Caffeine Use on Campus
by Ned Sheehan on Friday, November 20th, 2015
This past spring, “Coffee for Change” opened in the student center. Run by students, the program was a great success, drawing long lines daily, as well as raising 750 dollars for the End Child Prostitution and Trafficking charity in only two weeks. This start-up isn’t the only place on campus where students and faculty alike can indulge in a caffeine craving: Milton Academy sells coffee, tea, and various caffeinated soft drinks in its snack bar and bookstore. The prevalence of caffeine around Milton begs the question: does Milton over-promote this stimulant?
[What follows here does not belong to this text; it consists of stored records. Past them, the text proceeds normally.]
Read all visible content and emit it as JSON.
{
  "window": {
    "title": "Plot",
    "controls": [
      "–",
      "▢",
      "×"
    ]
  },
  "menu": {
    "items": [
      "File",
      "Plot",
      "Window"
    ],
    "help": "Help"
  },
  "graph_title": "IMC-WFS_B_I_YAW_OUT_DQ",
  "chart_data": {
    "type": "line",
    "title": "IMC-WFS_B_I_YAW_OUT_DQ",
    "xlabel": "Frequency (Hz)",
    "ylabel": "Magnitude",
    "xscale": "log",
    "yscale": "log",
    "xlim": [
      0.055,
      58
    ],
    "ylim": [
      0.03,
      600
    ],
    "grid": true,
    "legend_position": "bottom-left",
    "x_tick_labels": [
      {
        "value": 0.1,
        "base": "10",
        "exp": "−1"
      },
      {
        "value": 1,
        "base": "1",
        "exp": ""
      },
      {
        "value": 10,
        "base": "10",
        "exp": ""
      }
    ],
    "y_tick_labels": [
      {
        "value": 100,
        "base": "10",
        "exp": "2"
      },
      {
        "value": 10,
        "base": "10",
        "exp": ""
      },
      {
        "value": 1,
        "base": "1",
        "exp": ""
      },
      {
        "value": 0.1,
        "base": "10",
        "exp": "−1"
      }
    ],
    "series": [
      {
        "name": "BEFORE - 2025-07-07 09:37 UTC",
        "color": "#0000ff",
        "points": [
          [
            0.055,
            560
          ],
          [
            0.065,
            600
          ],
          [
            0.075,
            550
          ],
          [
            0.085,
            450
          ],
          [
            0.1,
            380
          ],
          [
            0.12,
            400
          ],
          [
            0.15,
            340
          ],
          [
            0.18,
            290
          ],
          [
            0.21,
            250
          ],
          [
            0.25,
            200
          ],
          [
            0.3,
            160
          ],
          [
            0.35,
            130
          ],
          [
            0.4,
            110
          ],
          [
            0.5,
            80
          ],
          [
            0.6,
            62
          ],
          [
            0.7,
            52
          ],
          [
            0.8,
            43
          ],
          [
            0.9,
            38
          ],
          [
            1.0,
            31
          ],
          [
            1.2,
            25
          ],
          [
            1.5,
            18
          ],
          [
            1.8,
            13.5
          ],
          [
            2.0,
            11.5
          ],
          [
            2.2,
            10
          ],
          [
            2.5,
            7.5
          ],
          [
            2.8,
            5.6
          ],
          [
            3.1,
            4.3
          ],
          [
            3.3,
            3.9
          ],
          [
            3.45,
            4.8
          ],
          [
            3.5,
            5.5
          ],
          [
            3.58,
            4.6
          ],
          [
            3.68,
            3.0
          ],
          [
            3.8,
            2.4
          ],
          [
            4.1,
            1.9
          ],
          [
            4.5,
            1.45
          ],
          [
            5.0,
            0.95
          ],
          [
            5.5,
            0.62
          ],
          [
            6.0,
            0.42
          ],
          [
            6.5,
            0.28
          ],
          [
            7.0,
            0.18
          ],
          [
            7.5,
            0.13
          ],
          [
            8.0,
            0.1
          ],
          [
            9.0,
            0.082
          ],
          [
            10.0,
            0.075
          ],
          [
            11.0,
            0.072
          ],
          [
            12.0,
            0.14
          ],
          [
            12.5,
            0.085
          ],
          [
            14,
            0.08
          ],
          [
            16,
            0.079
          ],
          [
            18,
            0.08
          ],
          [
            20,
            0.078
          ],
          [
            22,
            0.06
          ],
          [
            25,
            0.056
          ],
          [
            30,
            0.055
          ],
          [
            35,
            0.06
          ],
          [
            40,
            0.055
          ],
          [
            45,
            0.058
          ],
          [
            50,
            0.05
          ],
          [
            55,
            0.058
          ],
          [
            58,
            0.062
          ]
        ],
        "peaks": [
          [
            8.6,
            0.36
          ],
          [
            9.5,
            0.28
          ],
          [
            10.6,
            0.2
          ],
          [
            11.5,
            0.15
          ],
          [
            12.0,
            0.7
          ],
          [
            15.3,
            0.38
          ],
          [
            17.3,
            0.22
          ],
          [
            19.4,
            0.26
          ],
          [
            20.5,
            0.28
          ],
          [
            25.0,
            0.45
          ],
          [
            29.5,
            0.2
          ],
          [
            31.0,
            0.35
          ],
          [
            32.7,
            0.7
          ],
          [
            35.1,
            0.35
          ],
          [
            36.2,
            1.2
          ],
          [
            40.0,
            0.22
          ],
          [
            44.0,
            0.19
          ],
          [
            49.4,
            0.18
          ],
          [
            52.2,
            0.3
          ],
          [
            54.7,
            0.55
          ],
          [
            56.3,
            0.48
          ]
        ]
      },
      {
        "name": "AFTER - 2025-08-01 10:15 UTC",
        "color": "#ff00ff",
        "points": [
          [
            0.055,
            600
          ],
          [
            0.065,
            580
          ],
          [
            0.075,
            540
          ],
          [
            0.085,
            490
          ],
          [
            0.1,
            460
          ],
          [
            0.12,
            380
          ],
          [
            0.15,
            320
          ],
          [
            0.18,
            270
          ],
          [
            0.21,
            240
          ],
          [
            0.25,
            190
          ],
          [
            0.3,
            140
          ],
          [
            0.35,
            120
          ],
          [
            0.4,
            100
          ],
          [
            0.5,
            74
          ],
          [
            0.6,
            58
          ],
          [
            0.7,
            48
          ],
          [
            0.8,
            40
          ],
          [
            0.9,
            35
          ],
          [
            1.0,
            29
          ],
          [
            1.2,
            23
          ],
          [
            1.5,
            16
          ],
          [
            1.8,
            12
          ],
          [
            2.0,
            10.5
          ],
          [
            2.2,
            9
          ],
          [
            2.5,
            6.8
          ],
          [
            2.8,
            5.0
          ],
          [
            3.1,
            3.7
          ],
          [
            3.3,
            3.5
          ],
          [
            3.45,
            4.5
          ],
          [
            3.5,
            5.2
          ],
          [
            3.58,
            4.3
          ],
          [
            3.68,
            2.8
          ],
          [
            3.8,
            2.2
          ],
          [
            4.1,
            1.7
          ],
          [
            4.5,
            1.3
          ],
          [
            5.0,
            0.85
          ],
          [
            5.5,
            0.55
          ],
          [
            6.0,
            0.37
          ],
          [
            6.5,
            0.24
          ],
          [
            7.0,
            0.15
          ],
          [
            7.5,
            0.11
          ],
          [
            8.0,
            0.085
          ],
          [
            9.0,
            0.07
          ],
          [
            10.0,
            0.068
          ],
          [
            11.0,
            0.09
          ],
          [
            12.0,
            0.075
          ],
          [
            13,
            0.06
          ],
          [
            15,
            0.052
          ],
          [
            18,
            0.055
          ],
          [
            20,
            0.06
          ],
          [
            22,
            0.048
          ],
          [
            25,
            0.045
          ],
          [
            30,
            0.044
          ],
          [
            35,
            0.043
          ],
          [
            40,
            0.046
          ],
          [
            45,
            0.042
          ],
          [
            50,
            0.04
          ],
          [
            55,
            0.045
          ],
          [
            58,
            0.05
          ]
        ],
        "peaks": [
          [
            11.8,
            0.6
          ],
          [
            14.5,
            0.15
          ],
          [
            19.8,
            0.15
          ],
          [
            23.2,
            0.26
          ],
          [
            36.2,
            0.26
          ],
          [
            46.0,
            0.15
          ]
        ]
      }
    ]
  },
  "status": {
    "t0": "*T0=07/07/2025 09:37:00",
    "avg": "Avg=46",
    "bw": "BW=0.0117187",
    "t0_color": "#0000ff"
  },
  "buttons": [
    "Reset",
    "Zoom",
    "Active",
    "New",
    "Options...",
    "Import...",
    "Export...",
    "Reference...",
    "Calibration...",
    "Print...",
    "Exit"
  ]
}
Should the school stop selling these types of beverages? In my opinion, as long as Milton continues to pile on a rigorous course-load to its students, the school should absolutely continue to make caffeine available to the student body.
According to a recent survey of classes I-III, only 24.4% of Milton students get 8 or more hours of sleep each night, the recommended amount for teenagers aged 14-18. Perhaps even more disturbingly, one in ten Milton students gets five hours of sleep or fewer. These numbers present a dark truth about Milton: students simply don’t get enough sleep.
Milton’s schedule of rigorous academics, long hours of sports, and time-consuming extracurriculars prevent students from getting sufficient sleep. In my opinion, excessive caffeine consumption is just a symptom of a much greater and more pernicious disease: sleep deprivation. It is not hard to imagine how caffeine might draw us in and never let us go. Students turn to caffeine as they work late into the night to complete their homework. Then, in the morning, they turn to the stimulant again to help them function properly in class–despite the sleep they missed. Though our reliance on caffeine may seem abusive, it is, in my opinion, necessary.
Moderate caffeine use has been shown to improve alertness and attention. These benefits can and do help classroom discussion at Milton. Caffeine likely reboots tired students, thus increasing the quality of their contributions to class discussions. I, for one, would rather have a vigorous and informative discussion fueled by caffeine than a groggy one without it.
In addition to the perks in performance, caffeine is often greatly beneficial to one’s long-term health. According to a study lead by Harvard School of Public Health researchers, coffee particularly reduces the risk of prostate cancer, neurodegenerative disorders such as Parkinson’s Disease, and Type II diabetes.
Furthermore, caffeine in moderation is not unhealthy. Although it is technically an addictive substance, the effects of caffeine withdrawal are mild and short in duration. Although society often unfairly stigmatizes caffeine, the substance is a known “performance enhancer” as noted in New York Times article from March 25th, 2009. And, contrary to some popular belief, we would have a hard time overdosing on the forms of caffeine sold at Milton. In fact, according to the Huffington Post, most adults would have to drink 50-70 cups of coffee to overdose. This would be quite a feat for anybody, let alone the majority of Milton students who drink around one caffeinated beverage per day.
A BBC statistic claims that over 90% of Americans are dependent on caffeine. Among the ten percent who are not, a large percentage of the people are religiously banned or discouraged from using caffeine. Almost all Milton students will end up drinking caffeine, and there are no significantly adverse effects to doing so. Next time you go to Coffee for Change, don’t feel guilty about loading up on your caffeine boost for the day The idea that our money is going to a good cause is a silver lining in the cloud of our exhausted and overworked community.